The more important the second chamber, the greater the need to reconcile differences between the two chambers. One common method, the navette (France), requires different versions of legislation to shuttle between the two chambers until both accept a common version. A second frequently used method is a joint committee (United States and Germany) between the two chambers, which adopts a common version to be accepted by both chambers. In a third method, employed in asymmetrical legislatures (Britain, Poland, and the Czech Republic), the main chamber can accept amendments from the supplemental chamber or readopt its original version of a bill.
Constitution revision and adoption of constitutional laws (e.g., the election system), by contrast, often require both chambers’ approval. In addition, in some systems (e.g., the Czech Republic), the supplemental second chamber cannot be dissolved by either the cabinet or the president. These system-protection provisions make second chambers more important in occasional crises than in the more frequent consideration of ordinary law.

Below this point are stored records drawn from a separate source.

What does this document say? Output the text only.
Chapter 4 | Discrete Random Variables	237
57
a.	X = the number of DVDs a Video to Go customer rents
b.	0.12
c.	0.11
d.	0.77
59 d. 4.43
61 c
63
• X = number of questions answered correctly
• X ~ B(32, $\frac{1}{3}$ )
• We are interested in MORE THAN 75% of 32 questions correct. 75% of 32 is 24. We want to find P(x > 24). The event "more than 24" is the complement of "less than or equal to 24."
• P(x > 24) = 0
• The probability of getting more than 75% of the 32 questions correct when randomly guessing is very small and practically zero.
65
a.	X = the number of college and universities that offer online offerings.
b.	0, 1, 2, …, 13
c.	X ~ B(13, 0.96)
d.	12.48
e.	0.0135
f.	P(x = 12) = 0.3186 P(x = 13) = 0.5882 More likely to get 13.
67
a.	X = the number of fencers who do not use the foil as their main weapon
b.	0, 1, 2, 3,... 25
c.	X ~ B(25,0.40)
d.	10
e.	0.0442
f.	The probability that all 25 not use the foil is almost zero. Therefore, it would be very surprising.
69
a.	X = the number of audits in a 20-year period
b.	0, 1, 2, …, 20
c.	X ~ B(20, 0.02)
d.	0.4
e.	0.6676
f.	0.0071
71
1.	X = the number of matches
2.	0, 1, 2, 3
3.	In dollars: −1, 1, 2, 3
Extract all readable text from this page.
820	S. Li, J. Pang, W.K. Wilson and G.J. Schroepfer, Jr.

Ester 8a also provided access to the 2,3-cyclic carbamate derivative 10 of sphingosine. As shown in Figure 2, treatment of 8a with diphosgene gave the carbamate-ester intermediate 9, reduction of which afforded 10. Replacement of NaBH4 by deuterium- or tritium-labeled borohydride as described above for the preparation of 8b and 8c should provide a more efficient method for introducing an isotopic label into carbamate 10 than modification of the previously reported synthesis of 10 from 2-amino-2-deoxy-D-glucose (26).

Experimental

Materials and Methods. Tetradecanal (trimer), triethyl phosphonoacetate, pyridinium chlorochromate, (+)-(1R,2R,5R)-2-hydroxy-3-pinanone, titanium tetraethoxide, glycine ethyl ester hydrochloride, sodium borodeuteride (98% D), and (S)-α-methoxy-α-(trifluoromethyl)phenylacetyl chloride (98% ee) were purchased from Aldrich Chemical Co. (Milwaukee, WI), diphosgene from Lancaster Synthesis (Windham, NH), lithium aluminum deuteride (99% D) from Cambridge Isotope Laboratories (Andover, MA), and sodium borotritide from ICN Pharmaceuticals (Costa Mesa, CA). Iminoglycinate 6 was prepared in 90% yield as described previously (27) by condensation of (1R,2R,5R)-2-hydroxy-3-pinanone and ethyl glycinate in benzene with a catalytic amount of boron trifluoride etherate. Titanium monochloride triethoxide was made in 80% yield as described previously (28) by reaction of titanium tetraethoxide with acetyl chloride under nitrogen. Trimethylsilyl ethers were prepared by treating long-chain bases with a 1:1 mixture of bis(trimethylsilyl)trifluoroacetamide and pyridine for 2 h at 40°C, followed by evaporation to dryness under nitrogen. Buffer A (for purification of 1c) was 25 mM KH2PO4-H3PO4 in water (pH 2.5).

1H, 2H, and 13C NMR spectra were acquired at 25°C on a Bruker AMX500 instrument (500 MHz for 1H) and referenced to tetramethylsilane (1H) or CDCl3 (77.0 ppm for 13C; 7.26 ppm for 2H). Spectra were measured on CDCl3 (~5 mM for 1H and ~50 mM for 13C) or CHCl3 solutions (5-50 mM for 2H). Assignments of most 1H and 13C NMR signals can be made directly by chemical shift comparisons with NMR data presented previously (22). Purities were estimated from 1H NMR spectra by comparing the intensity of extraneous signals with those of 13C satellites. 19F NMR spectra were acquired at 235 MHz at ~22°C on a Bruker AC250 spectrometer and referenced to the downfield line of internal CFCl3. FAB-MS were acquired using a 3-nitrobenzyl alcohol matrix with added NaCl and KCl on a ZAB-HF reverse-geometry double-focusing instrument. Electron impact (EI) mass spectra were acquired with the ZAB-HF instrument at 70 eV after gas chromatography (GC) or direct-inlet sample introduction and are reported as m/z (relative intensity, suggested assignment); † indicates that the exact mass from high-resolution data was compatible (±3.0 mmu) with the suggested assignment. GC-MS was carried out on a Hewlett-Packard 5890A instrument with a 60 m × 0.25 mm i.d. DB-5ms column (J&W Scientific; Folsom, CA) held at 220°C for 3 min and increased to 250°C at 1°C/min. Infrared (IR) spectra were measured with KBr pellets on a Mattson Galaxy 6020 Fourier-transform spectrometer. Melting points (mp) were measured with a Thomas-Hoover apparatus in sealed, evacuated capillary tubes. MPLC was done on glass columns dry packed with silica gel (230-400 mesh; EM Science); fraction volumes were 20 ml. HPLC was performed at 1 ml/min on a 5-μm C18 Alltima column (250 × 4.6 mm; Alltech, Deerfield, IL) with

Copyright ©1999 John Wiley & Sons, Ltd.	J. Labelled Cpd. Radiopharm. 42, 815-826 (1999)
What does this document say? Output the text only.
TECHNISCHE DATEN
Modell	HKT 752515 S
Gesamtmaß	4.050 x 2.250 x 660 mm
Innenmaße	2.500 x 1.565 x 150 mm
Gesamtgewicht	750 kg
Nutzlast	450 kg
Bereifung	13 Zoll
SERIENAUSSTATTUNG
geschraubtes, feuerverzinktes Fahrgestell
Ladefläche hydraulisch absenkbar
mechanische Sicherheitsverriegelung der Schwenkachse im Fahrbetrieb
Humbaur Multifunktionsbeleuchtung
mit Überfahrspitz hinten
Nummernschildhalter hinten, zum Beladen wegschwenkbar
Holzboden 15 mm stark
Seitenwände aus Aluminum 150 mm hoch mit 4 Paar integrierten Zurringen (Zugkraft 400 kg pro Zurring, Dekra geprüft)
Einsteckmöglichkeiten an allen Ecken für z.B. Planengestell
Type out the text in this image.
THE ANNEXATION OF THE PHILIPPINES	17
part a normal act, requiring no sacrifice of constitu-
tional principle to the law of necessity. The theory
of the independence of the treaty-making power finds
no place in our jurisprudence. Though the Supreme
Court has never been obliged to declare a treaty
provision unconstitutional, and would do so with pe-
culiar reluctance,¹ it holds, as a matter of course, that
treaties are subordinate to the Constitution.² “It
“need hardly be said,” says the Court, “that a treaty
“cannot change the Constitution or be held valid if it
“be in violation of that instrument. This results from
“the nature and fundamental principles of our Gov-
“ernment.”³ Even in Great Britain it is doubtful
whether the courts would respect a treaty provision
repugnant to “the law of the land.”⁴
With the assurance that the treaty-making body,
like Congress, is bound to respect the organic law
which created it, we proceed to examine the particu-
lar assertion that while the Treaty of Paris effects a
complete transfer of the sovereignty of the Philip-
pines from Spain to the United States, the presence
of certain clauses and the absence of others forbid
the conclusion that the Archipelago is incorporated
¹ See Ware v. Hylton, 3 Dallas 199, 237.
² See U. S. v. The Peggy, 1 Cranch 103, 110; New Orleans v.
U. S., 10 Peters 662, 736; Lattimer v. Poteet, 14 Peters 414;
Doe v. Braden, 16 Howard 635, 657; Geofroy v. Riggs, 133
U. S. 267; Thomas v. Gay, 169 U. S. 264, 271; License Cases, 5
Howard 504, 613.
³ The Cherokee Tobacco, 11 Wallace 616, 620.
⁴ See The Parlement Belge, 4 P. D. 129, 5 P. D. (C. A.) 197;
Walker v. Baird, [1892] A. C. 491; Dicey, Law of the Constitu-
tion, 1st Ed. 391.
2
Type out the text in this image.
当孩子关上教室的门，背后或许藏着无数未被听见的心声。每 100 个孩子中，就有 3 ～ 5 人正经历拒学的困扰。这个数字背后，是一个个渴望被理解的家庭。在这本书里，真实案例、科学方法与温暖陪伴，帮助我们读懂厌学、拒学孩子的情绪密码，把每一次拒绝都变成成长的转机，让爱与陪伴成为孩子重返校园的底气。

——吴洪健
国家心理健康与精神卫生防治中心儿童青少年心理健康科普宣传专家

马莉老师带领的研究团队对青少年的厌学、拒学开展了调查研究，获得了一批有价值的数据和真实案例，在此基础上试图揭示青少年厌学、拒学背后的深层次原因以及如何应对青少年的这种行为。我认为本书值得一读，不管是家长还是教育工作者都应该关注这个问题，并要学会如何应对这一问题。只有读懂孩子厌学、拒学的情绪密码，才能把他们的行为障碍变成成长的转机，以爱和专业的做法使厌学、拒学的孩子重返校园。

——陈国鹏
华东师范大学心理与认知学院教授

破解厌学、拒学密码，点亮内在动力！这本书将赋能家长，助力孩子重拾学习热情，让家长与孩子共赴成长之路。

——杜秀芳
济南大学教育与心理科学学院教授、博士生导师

Bicameral systems function through distinctive organizational forms. The two chambers can meet together and vote as single bodies, illustrated by the Polish National Assembly in writing a constitution. Norway is distinctive in that the second chamber is a subset of members from the directly elected main chamber. Some have joint bicameral committees, as illustrated by the Joint Standing Committee on Defense of the South African bicameral parliament, or bicameral parliamentary party groups, as in Poland.
Second chambers have become the innovative, almost experimental, part of modern legislatures, especially in new political systems. The wide variety of specific activities goes far beyond the legislative activities of main chambers. The wide variety of selection procedures likewise greatly diversifies the representational reach and policy views of parliaments. Paradoxically, the more marginal the second chamber, the greater the potential for innovations in both composition and activities of the supplemental chamber.
- Patterson, Samuel C., and Anthony Mughan, eds. Senates: Bicameralism in the Contemporary World. Columbus: Ohio State University Press, 1999.
- Tsebelis, George, and Jeanette Money. Bicameralism. New York: Cambridge University Press, 1997.